Attacker announces someone else’s IP prefixes as their own. Traffic intended for the victim goes to the attacker. Can eavesdrop, modify, or block traffic.

Route leak

Unintentional or deliberate propagation of routes to incorrect peers. Can redirect traffic through networks with insufficient bandwidth.

BGP session hijacking

Taking over BGP sessions between routers via TCP injection. Allows routing table manipulation.

AS path manipulation

Falsifying AS path in BGP announcements to route traffic through a chosen network.

Deliberate more-specific prefix announcement

Announcing more specific prefixes (/25 vs /24) which always win in BGP selection.

BGP security methods

1. RPKI (Resource Public Key Infrastructure) — cryptographic verification of prefix announcement rights. ROA (Route Origin Authorization) confirms which AS can announce a given prefix. RPKI validation on edge routers rejects invalid announcements.

2. BGP prefix filtering — filtering announcements based on IRR (Internet Routing Registry). Accepting only prefixes matching registered route objects.

3. MANRS (Mutually Agreed Norms for Routing Security) — set of routing security practices: filtering, anti-spoofing, coordination, global validation.

4. BGP session security — MD5/TCP-AO session authentication, TTL security (GTSM), maximum prefix limits per session.

5. BGP monitoring — tools like RIPE RIS, BGPStream, custom announcement monitoring.

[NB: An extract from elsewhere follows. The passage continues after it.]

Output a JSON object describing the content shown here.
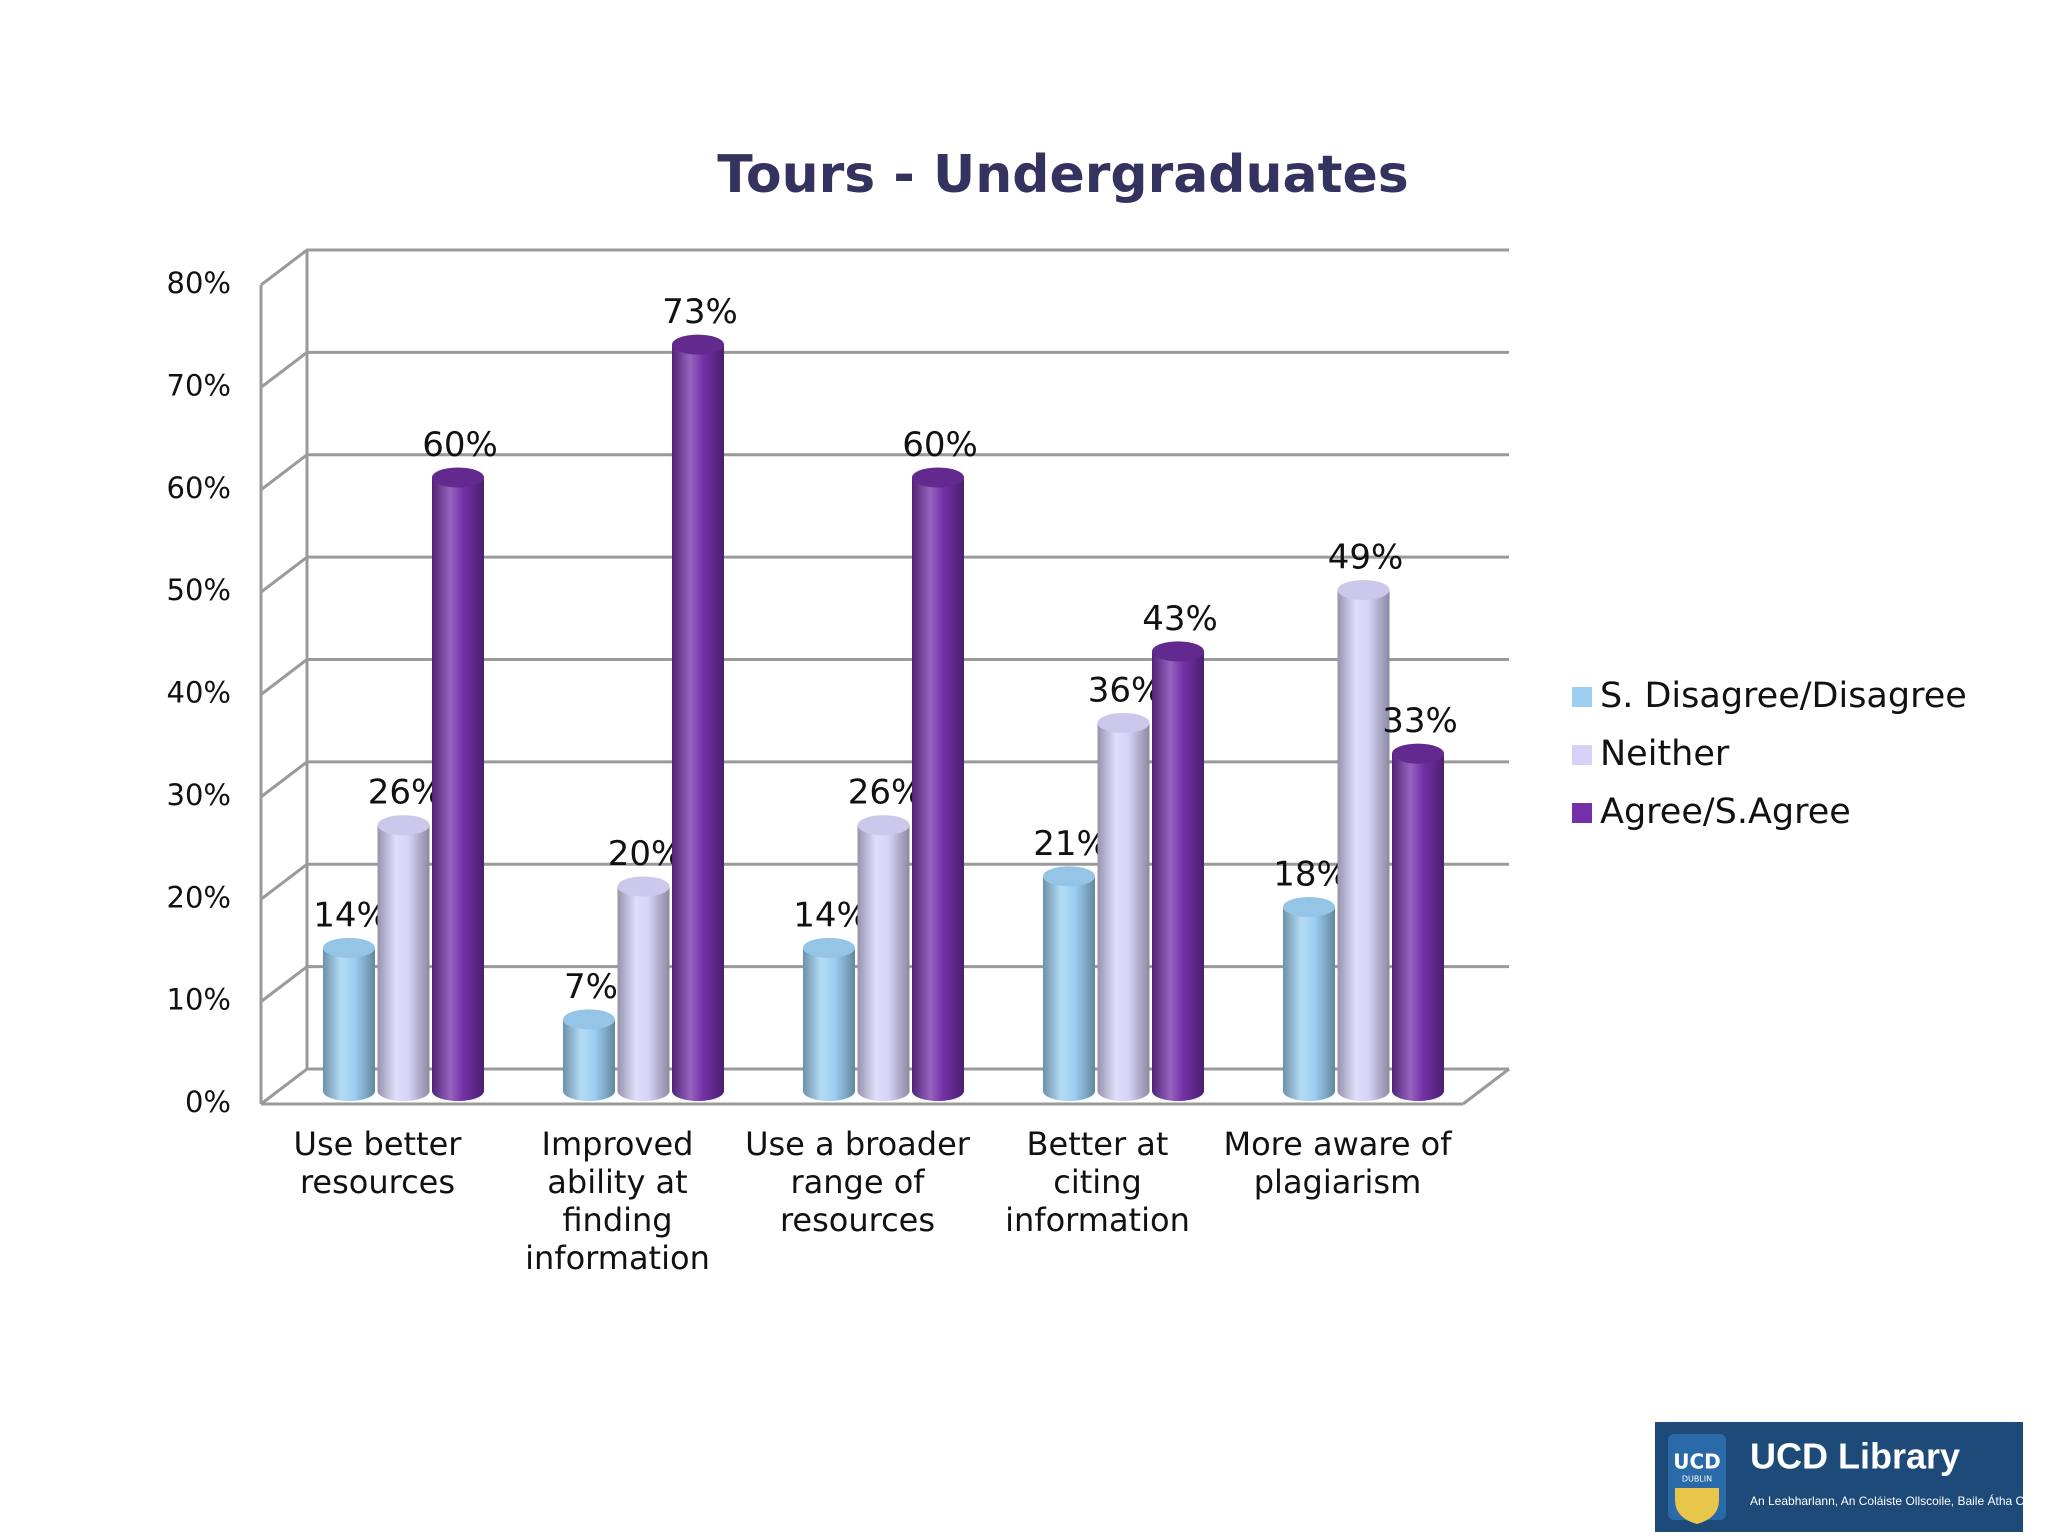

Alerts on unauthorized announcements of our prefixes.

6. BGP Flowspec — dynamic traffic filtering rules propagated via BGP. DDoS defense at the routing level.

7. Peering redundancy — multiple BGP sessions with different upstream providers reduce the impact of a single hijack.

Cybersecurity for Your Industry

Learn more about cybersecurity in your industry:

• Cybersecurity for Telecommunications

Best practices for implementation

Effective implementation requires several key steps:

1. Risk assessment and inventory — identify assets, threats, and vulnerabilities specific to your organization.
2. Policy development — document requirements, roles, and responsibilities.
3. Technical controls — deploy tools and configurations proportionate to identified risks.
4. Training and awareness — engage employees in protecting organizational security.
5. Monitoring and continuous improvement — regularly verify effectiveness and adapt to the evolving threat landscape.